R-ArcGIS/arcgislayers

Another counting problem?

Closed this issue · 2 comments

Describe the bug
Large layer with lots of features leads to HTTP 403 Forbidden error.

To Reproduce
Perhaps a smidge larger than a reprex, sorry:

library(arcgislayers)
library(sf)
library(tidyverse)
library(tigris)

wbd_server <- file.path(
  "https://hydro.nationalmap.gov/arcgis/rest/services",
  "NHDPlus_HR",
  "MapServer/12"
) |> arc_open()

selection <- file.path(
  "https://raw.githubusercontent.com",
  "kbvernon",
  "hndsr-watersheds",
  "main/data",
  "selected-watersheds.txt"
) |> 
  readLines() |> 
  str_split_1(", ") |>
  as.numeric()

southwest <- states() |> 
  filter(NAME %in% c("Utah", "Colorado", "Arizona", "New Mexico") ) |> 
  select(geometry) |> 
  st_transform(4326) |> 
  st_union() |> 
  st_cast("POLYGON") |> 
  st_geometry()

huc12 <- wbd_server |> 
  arc_select(
    fields = "huc12",
    filter_geom = southwest,
    geometry = FALSE
  ) |> 
  mutate(huc10 = str_sub(huc12, 1, 10)) |> 
  filter(huc10 %in% selection) |> 
  pull(huc12)

huc12 <- paste0("'", huc12, "'", collapse = ",")
  
watersheds <- arc_select(
  wbd_server,
  fields = c("huc12", "name"),
  where = paste0("huc12 IN (", huc12, ")"),
  filter_geom = southwest,
  geometry = TRUE
)

Commenting out the WHERE statement and setting n_max = 100 works.

watersheds <- arc_select(
  wbd_server,
  fields = c("huc12", "name"),
  # where = paste0("huc12 IN (", huc12, ")"),
  filter_geom = southwest,
  n_max = 100,
  geometry = TRUE
)

Expected behavior
Should return an sf table with 4,335 features in it.

Additional context
This is the USGS Watershed Boundary Dataset, part of the National Hydrography Dataset that was causing problems before.
Link: https://hydro.nationalmap.gov/arcgis/rest/services/NHDPlus_HR/MapServer/12

Closing this because I think we figured out that the issue was the use of IN with the SQL and a better approach would be to use LIKE.

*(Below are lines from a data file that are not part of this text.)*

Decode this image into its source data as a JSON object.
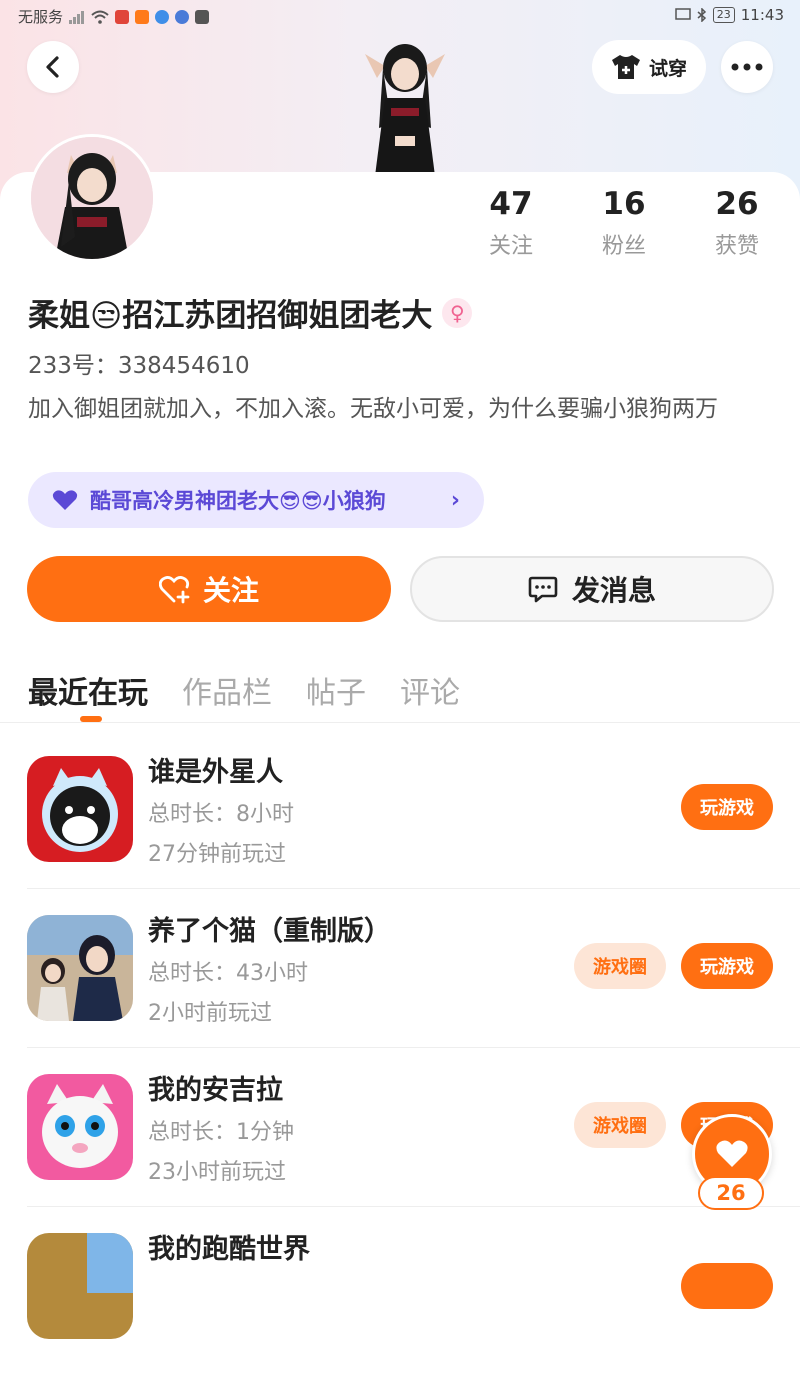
{
  "status_bar": {
    "carrier": "无服务",
    "battery": "23",
    "time": "11:43"
  },
  "header": {
    "try_on_label": "试穿"
  },
  "profile": {
    "stats": [
      {
        "value": "47",
        "label": "关注"
      },
      {
        "value": "16",
        "label": "粉丝"
      },
      {
        "value": "26",
        "label": "获赞"
      }
    ],
    "name": "柔姐😒招江苏团招御姐团老大",
    "gender_symbol": "♀",
    "uid": "233号：338454610",
    "bio": "加入御姐团就加入，不加入滚。无敌小可爱，为什么要骗小狼狗两万",
    "group_label": "酷哥高冷男神团老大😎😎小狼狗"
  },
  "actions": {
    "follow_label": "关注",
    "message_label": "发消息"
  },
  "tabs": [
    "最近在玩",
    "作品栏",
    "帖子",
    "评论"
  ],
  "games": [
    {
      "title": "谁是外星人",
      "duration": "总时长：8小时",
      "last_played": "27分钟前玩过",
      "play_label": "玩游戏",
      "circle_label": ""
    },
    {
      "title": "养了个猫（重制版）",
      "duration": "总时长：43小时",
      "last_played": "2小时前玩过",
      "play_label": "玩游戏",
      "circle_label": "游戏圈"
    },
    {
      "title": "我的安吉拉",
      "duration": "总时长：1分钟",
      "last_played": "23小时前玩过",
      "play_label": "玩游戏",
      "circle_label": "游戏圈"
    },
    {
      "title": "我的跑酷世界",
      "duration": "",
      "last_played": "",
      "play_label": "",
      "circle_label": ""
    }
  ],
  "floating": {
    "like_count": "26"
  },
  "colors": {
    "accent": "#ff6f12",
    "group_text": "#5b49d6",
    "group_bg": "#ebe8ff"
  }
}
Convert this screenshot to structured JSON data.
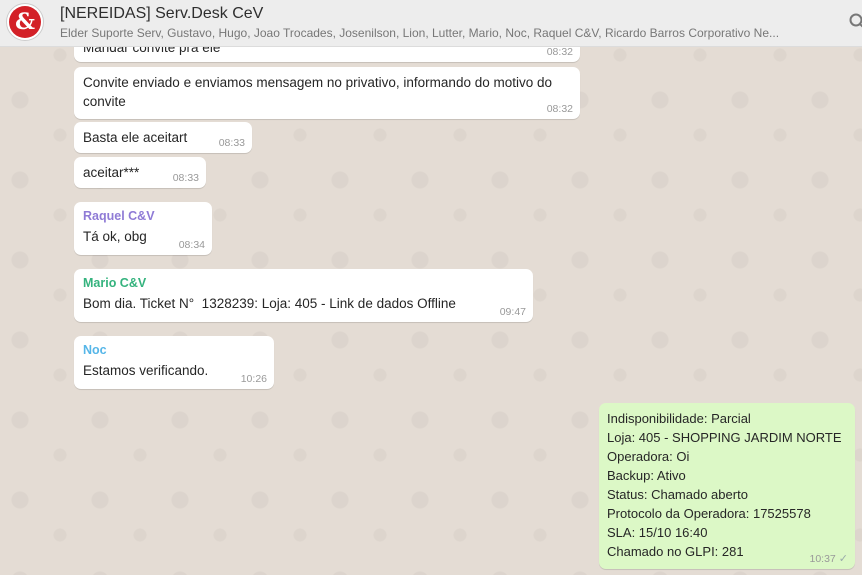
{
  "header": {
    "avatar_text": "&",
    "title": "[NEREIDAS] Serv.Desk CeV",
    "subtitle": "Elder Suporte Serv, Gustavo, Hugo, Joao Trocades, Josenilson, Lion, Lutter, Mario, Noc, Raquel C&V, Ricardo Barros Corporativo Ne..."
  },
  "messages": [
    {
      "text": "Mandar convite pra ele",
      "time": "08:32"
    },
    {
      "text": "Convite enviado e enviamos mensagem no privativo, informando do motivo do convite",
      "time": "08:32"
    },
    {
      "text": "Basta ele aceitart",
      "time": "08:33"
    },
    {
      "text": "aceitar***",
      "time": "08:33"
    },
    {
      "sender": "Raquel C&V",
      "sender_color": "#8f7bd6",
      "text": "Tá ok, obg",
      "time": "08:34"
    },
    {
      "sender": "Mario C&V",
      "sender_color": "#35b37e",
      "text": "Bom dia. Ticket N°  1328239: Loja: 405 - Link de dados Offline",
      "time": "09:47"
    },
    {
      "sender": "Noc",
      "sender_color": "#56b6e8",
      "text": "Estamos verificando.",
      "time": "10:26"
    }
  ],
  "outgoing": {
    "lines": [
      "Indisponibilidade: Parcial",
      "Loja: 405 - SHOPPING JARDIM NORTE",
      "Operadora: Oi",
      "Backup: Ativo",
      "Status: Chamado aberto",
      "Protocolo da Operadora: 17525578",
      "SLA: 15/10 16:40",
      "Chamado no GLPI: 281"
    ],
    "time": "10:37",
    "tick": "✓"
  }
}
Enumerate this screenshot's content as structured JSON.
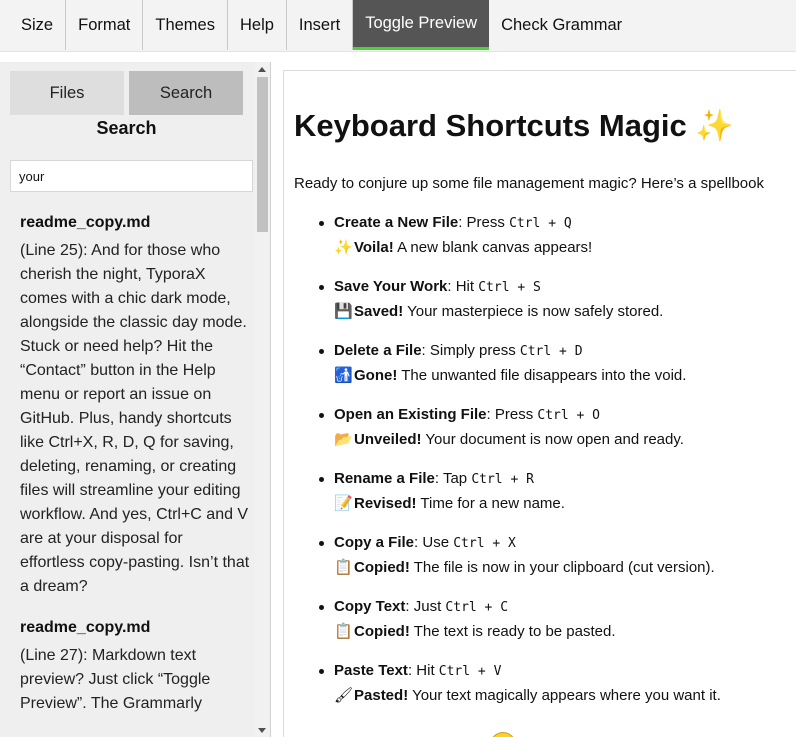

huc <- stringr::str_split_1(huc12, ",") |> 
  stringr::str_remove_all("'") |> 
  as.numeric()

desired_hucs <- data.frame(huc12 = unique(as.character(huc)))

unique_7s <- huc |> as.character() |> 
  substr(1,7) |> 
  unique()

split_ind <- unique_7s |> substr(1,2) 

splits <- split(unique_7s, split_ind)

watersheds <- arc_select(
  wbd_server,
  fields = c("huc12", "name"),
  # iterate through all of the splits
  where = paste0("huc12 LIKE '", splits[[1]][1], "%'")
)

watersheds
# do a semi join to make sure you don't have any errant ones 
semi_join(watersheds, desired_hucs)